Arkansas College of Osteopathic Medicine
- Motto: Aletheuo, Epignosis, Therapeia "To be truthful, knowledgeable, and caring"
- Type: Private medical school
- Established: 2017
- Dean: Shannon Jimenez
- Students: 600
- Location: Fort Smith, Arkansas, United States 35°18′29″N 94°19′38″W﻿ / ﻿35.3080°N 94.3273°W
- Campus: Rural, 542 acres (219 ha);
- Website: arcom.achehealth.edu

= Arkansas College of Osteopathic Medicine =

Private medical school in Fort Smith, Arkansas

The Arkansas College of Osteopathic Medicine (ARCOM) is a private medical school in Fort Smith, Arkansas.

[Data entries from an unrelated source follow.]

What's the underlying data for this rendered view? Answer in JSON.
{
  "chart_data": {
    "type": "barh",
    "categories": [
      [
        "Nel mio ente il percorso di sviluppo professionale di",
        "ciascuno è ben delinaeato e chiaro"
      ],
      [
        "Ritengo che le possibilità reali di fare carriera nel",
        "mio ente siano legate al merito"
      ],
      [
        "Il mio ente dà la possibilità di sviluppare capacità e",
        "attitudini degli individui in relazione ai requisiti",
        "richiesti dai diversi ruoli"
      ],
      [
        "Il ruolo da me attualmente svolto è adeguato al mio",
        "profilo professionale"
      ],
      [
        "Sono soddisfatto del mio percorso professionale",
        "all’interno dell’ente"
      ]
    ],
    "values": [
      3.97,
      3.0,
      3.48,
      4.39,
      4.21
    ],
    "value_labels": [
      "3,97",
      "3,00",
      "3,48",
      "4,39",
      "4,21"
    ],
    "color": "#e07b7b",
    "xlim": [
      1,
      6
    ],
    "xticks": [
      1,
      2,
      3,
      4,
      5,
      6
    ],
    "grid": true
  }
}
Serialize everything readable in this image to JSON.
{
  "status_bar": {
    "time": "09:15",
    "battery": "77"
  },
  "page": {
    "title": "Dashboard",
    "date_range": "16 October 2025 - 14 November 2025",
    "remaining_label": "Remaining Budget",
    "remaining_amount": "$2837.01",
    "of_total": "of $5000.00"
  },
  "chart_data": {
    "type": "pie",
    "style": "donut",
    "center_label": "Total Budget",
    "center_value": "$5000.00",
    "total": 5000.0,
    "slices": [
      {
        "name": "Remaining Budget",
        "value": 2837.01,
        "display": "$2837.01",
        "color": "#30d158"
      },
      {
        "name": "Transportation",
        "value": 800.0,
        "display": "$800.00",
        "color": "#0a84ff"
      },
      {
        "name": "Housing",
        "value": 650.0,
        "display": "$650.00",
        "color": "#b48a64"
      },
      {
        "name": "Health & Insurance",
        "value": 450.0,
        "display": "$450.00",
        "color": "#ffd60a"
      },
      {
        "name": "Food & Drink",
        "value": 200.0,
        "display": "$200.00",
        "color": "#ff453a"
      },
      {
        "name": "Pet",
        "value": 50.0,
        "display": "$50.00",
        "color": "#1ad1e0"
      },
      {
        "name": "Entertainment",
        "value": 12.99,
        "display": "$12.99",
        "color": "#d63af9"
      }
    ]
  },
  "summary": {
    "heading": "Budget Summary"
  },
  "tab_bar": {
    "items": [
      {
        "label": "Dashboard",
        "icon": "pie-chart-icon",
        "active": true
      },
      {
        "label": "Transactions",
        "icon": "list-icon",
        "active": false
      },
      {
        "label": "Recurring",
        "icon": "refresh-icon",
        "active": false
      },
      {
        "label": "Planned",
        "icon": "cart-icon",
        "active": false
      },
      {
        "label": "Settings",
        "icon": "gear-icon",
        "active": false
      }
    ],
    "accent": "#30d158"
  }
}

It is the founding program of the Arkansas Colleges of Health Education and is accredited by the Commission on Osteopathic College Accreditation.

==History==
The school opened its doors to its inaugural class of 150 students in August 2017. The first class graduated in May 2021 with a Doctor of Osteopathic Medicine degree.

==Campus==
The campus of ARCOM is located on 542 acres in Fort Smith, Arkansas. The main building, a three-story 102,000 ft.² facility, began construction in March 2015, with construction costs estimated at $32.4 million. The ACHE campus has grown to include student housing, restaurants, retail, fitness center, and a 12-acre park with a playground and walking trail. Future growth includes more student housing, a grocery store, and a daycare center.

==Academics==
ARCOM confers the Doctor of Osteopathic Medicine degree.